Egrisi Range (ეგრისის ქედი), also known as the Samegrelo Range (სამეგრელოს ქედი) or the Odishi Range (ოდიშის ქედი), is an east–west mountain range that runs parallel to the Greater Caucasus Mountain Range in the Samegrelo-Zemo Svaneti region of Georgia. The Range is connected to the Greater Caucasus Mountain Range via the Svaneti Range. The length of the Egrisi Range is 62 km and the width is 37 km. The Range is bounded by the Tskhenistsqali River Valley to the east and the Enguri River Valley to the west.

The highest point of the Egrisi Range is Mount Chitagvala which rises to an elevation of 3226 meters above sea level. Peaks that exceed 3000 meters in elevation include Tsalmagi, Tekhurishdudi, Lakumurashdudi, Didghalidudi, Otepura and others. The name of the range is derived from the early medieval Georgian region of Egrisi, roughly equivalent to the Colchis of Classical Antiquity.

== Geology ==
Most of the Egrisi Range is composed of porphyritic rock that dates back to the Jurassic Age. The southern periphery of the Range consists of Triassic limestones. There are many karst massives and caves in this portion of the Mountains. There are small glaciers and traces (remnants) of old glaciers at the highest elevations of the Range. The glacial lake Tobavarchkhili is located at an elevation of 2643 meters above sea level. Other lakes include Okhoja and Didi Tobavarchkhili.

== Climate ==
The southern slopes receive precipitation in excess of 2000 mm per year, with some of the higher peaks receiving precipitation that exceeds 3000 mm. The northern slopes of the Egrisi Range receive 1500-2000 mm of annual precipitation. Most of the mountains are covered by significant amounts of snow in the colder months. Many locations reach snow depths of 2 meters or more, with the highest elevations of the Range recording snow depths in the 3-5 meter range.
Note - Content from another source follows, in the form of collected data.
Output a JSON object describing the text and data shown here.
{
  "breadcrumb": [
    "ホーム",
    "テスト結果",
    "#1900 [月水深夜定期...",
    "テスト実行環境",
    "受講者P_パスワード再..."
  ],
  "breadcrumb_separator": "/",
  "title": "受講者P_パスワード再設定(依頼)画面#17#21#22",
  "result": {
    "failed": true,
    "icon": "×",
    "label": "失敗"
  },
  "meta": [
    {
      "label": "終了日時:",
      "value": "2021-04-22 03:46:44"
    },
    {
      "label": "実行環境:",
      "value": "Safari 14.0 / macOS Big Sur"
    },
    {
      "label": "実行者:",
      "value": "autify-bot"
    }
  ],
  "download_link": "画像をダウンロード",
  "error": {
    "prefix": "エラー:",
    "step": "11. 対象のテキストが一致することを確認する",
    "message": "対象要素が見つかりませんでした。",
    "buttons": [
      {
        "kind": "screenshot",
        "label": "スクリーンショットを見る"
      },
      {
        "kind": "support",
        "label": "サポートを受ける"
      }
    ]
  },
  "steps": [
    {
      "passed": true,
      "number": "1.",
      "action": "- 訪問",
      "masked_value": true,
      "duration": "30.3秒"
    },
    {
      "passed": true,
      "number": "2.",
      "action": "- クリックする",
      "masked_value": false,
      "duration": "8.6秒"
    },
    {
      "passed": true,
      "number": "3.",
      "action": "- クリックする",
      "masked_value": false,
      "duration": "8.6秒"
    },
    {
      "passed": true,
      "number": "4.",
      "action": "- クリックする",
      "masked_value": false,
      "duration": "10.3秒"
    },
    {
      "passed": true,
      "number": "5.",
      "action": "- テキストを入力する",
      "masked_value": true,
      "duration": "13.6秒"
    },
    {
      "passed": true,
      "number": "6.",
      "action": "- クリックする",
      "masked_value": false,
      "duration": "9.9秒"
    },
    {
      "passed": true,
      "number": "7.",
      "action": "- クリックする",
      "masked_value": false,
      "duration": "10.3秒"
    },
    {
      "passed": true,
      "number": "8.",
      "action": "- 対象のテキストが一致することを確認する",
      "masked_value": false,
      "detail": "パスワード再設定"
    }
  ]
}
In the center of the Range near the head of the Tekhuri river at an elevation of 1600 meters is the Lebarde balneological resort. It was originally set up in the Soviet era, but has since been more or less abandoned, operating with limited infrastructure. In 2019 a new road leading to Lebarde was announced for further development of the area with sanatoriums, hotels and ropeways.

==Vegetation==
The slopes of the Egrisi Range are mainly covered by Colchian Deciduous forests consisting of oak, beech, chestnut and hornbeam up to an elevation of 1200 meters above sea level. Coniferous forests that are made up of Nordmann Fir and Oriental Spruce take over from 1200 meters and reach elevations of 2100 meters above sea level. The endemic and endangered Megrelian birch (Betula megrelica) grows in a few locations in the mountains. A significant portion of Georgia's temperate rain forests are located within the Egrisi Range. The highest reaches of the Range are covered by subalpine and alpine meadows.